While using up all the food ordered might be good in theory, some employees working at campus dining facilities are finding that on some days that is not the case.
“It makes me so angry. We waste so much food. It really depends on the day though. Like at the beginning of the week, we can usually save more for the next day, but towards the end of the week we throw a lot out,” said an anonymous employee at The Avenue, an on-campus dining facility.
Another anonymous employee from The Avenue elaborated on the process of sorting the food at the end of the day.
“We save what we can. We do not want to waste it, but some things must be thrown out because we have to follow the health codes.”
The California State Health and Safety Code states that food, which is cooked twice, meaning it was cooked once, served, and then re-cooked for serving, cannot be served. Since food cannot be reheated for serving, the most common things that are disposed of are cooked food items such as soup, meats and foods that are past their expiration date, said the anonymous employee.

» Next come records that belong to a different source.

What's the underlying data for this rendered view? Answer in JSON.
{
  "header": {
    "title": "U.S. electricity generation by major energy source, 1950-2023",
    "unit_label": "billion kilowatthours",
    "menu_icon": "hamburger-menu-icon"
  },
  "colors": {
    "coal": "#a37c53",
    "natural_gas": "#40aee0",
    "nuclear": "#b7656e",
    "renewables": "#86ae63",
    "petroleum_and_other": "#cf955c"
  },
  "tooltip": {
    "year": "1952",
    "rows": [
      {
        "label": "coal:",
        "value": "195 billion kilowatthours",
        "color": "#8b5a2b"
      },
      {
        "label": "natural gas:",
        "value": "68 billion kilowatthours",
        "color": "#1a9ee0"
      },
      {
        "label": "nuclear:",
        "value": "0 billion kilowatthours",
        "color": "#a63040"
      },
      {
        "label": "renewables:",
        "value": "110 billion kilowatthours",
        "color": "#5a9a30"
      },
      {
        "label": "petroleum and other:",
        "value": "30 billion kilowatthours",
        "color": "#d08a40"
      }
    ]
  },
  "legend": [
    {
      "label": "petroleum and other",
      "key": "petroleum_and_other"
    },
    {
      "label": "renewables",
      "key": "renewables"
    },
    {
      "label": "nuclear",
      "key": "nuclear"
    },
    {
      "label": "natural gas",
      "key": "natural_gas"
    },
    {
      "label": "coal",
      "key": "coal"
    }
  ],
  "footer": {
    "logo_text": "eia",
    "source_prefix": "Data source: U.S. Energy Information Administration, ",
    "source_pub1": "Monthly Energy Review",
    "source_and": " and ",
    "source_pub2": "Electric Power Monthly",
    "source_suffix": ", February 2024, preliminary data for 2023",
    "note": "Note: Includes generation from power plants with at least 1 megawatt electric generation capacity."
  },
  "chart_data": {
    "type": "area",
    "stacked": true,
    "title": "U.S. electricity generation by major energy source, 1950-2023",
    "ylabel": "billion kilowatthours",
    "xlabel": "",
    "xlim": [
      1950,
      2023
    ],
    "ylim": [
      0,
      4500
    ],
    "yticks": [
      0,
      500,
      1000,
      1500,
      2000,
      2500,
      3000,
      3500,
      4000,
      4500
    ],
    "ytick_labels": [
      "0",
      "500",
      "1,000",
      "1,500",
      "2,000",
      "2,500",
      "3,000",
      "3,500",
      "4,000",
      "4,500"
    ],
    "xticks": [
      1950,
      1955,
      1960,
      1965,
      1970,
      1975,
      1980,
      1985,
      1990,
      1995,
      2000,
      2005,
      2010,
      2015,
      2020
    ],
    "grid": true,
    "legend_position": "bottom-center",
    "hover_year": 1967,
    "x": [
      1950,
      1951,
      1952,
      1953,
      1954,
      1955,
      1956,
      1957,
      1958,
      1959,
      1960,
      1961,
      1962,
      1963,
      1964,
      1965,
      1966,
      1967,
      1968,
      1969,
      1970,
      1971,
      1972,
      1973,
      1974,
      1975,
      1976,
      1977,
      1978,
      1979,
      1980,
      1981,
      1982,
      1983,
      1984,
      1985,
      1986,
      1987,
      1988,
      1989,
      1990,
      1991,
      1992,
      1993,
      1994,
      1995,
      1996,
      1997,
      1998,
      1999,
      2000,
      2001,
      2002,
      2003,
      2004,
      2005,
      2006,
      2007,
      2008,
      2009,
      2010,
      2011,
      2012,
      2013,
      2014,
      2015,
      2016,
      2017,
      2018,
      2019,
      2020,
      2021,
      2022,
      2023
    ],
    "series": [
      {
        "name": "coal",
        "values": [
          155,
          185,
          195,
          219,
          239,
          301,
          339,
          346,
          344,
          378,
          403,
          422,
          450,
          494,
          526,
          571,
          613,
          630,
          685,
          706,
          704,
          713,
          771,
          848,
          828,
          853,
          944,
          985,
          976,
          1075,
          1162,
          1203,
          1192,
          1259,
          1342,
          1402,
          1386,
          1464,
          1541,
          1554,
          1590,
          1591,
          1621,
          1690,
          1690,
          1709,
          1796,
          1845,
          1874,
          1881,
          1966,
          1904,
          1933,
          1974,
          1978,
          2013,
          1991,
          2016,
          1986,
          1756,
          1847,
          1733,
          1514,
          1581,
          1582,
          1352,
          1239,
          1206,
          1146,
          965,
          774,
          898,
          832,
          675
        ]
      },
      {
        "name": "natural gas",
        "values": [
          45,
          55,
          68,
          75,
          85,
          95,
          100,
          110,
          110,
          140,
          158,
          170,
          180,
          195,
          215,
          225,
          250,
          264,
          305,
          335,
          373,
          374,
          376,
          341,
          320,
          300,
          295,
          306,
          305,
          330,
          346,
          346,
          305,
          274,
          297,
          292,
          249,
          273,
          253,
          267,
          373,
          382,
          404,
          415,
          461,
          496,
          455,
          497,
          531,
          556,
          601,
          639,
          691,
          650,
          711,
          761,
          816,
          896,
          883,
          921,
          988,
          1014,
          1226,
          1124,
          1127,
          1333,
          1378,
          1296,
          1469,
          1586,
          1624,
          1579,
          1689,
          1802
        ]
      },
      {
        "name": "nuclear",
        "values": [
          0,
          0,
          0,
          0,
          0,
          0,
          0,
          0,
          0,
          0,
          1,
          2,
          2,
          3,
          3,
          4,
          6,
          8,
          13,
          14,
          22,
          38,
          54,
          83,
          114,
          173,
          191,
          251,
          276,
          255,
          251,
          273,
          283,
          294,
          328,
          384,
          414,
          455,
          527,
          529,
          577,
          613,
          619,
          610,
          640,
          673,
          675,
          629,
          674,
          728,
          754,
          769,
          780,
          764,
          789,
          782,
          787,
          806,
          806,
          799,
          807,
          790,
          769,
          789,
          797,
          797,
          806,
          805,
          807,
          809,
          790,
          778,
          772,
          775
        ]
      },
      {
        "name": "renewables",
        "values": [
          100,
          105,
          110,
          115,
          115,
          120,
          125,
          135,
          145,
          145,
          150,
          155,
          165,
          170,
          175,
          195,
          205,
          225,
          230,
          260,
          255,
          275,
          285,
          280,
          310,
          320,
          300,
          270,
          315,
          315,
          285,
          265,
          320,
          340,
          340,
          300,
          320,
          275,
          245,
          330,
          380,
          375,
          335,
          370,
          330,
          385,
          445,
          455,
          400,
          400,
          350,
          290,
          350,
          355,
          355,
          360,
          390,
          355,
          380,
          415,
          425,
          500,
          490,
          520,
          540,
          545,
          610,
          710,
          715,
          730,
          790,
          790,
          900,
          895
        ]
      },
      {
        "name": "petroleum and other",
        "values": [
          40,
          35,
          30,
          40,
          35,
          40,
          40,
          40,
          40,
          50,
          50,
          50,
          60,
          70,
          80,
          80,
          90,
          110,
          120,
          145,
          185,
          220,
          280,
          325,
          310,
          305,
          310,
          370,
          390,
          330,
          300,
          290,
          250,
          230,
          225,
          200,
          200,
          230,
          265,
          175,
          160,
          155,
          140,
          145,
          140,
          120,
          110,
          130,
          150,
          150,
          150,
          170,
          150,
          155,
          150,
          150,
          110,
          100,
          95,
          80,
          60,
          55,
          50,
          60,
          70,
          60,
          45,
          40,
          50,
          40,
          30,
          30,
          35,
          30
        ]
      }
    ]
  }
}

The amount of food that is disposed of varies from day to day and greatly depends on the size of the dining facility, the amount of business and if the food is prepared in advance or upon orders.
The Avenue, for example, is among the largest dining facilities on campus, serves the widest variety of food options, and has food prepared in advance, such as large pots of soup or salad bar items. The amount of food that must be disposed of from The Avenue has the potential to be greater than the amount disposed from BackStage Pizza simply because the amount of people they serve is greater and consequently the amount of food provided and prepared is greater.
The Avenue disposes of between five to 20 pounds of food daily, depending on the day, according to estimates from an anonymous employee.
BackStage Pizza, on the other hand disposes of about two pizzas a day. BackStage Pizza has less food options, which makes it easier to make food upon receiving orders. It also has and a smaller seating area, creating a smaller customer base at any given time.
As for actual disposal methods, Cal Poly dining facilities gives produce scraps to the Cal Poly Organic Farm for composting, generally when they have a lot of extra food. Otherwise, small amounts of food are disposed of in dumpsters.
While some food must be thrown away due to state health laws, some of the food not sold at the end of a day can be donated to the Food Bank Coalition of San Luis Obispo County.
Brent Mooney, the manager of the food services warehouse, calls the food bank when they have donations, which is one to two times a week.
“I like to see the stuff stay out of landfill,” Mooney said. “As long as it’s going to a good use, that’s all that matters.”
Carl Hansen, the executive director of the Paso Robles Food Bank warehouse, said that generally the kinds of food that campus dining uses on a daily basis cannot be donated because of packaging restrictions.
“We generally can’t accept foods that have been prepared for serving,” Hansen said. “We’re not equipped for breaking it down into individual servings. For example, if they had a vat of lasagna leftover, that would not be the best for donating because someone would have to repackage it to be distributed.”
While food items, which are cooked and served, are not optimal for donation, foods such as breads, packaged and canned foods are easier to deal with.
Jim Lewis, the manager of the Oceano Food Bank warehouse, who handles most of the donations from Cal Poly said that the donations can be as frequent as several times a week to as infrequent as once a month. Typical high donation times are at the end of quarters or before holiday breaks.
Any food donated to the food bank goes toward halfway houses, homeless shelters, women’s shelters, some of which include the Prado Day Center, the Maxine Lewis Memorial Shelter and the Women’s Shelter.
As of today, Cal Poly has donated 15,941 pounds of food to the food bank and Lewis hopes that Cal Poly dining facilities will continue donate what food they can.
“I don’t turn down food. I can find a home for almost anything,” Lewis said. “I hate to see food go to waste more than anyone, so I hope that they come to us before they throw it out.”